Programmes like “My Home, My Life” are not only supposed to revive the economy and create jobs by investing in public works, but also to promote “security and pacification” with community involvement, as the National Programme for Public Security with Citizenship (PRONASCI) aims to do.

The goal of this policy is to prevent and combat violence, not with bullets but with social interventions.

“We did not even contemplate this sort of analysis, because we don’t need bullet-proof houses in Brazil,” rebutted Moreno, who said the factors that would prevail in the choice of this technology would be the speed of building, cost and quality.

Moreno said this information was probably leaked as “a marketing tactic” by the manufacturing company.

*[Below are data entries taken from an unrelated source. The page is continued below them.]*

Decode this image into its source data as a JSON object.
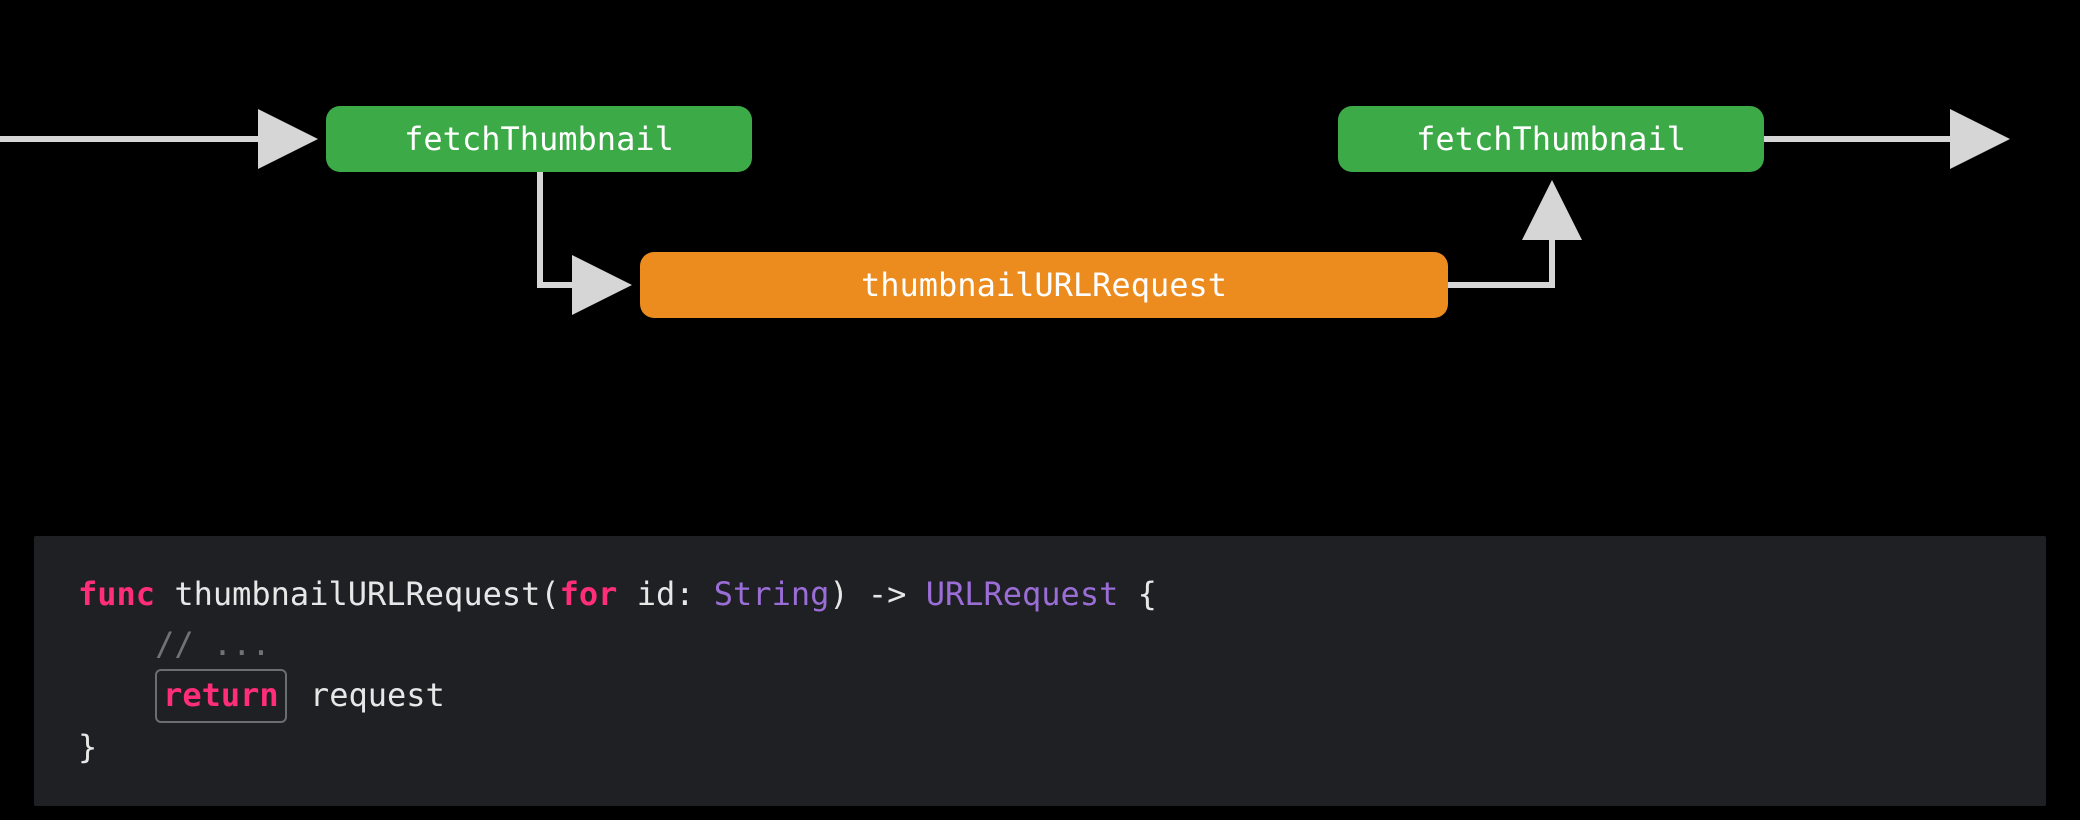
{
  "diagram": {
    "node_left": {
      "label": "fetchThumbnail"
    },
    "node_middle": {
      "label": "thumbnailURLRequest"
    },
    "node_right": {
      "label": "fetchThumbnail"
    }
  },
  "code": {
    "kw_func": "func",
    "func_name": " thumbnailURLRequest(",
    "kw_for": "for",
    "after_for": " id: ",
    "type_string": "String",
    "paren_arrow": ") -> ",
    "type_urlrequest": "URLRequest",
    "brace_open": " {",
    "indent1": "    ",
    "comment": "// ...",
    "kw_return": "return",
    "after_return": " request",
    "brace_close": "}"
  },
  "colors": {
    "green": "#3caa47",
    "orange": "#ec8b1e",
    "arrow": "#d6d6d6",
    "code_bg": "#1f2023",
    "pink": "#ff2d7a",
    "violet": "#9a6dd7"
  }
}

He acknowledged that a 15 centimetre thick wall, of the materials used in this method, would definitely be “resistant.”

After sociologists expressed criticism of bullet-proof houses as an incorrect approach to solving public safety problems in marginalised areas, Leite attributed these claims for the Ultra Green material to a police expert in Rio de Janeiro.

He added that “any house made of reinforced concrete nowadays, with a similar thickness, is automatically bullet-proof, not just those built specifically with our technology.”

The British company, which is seeking to expand its investments in other Latin American countries as well, is aiming at another non-traditional construction market, that of prison building, “because of the thermal insulation capacity of the material.”

“In Brazilian prisons, there is a serious problem with over-heating because of the inhumane conditions and the number of prisoners per cell. Our technology would create a more humane environment, because of its thermal insulation characteristics,” Leite said.

The strength of the material would have an additional advantage in these cases, according to Leite: that of “preventing escapes.”

But that is food for another controversy.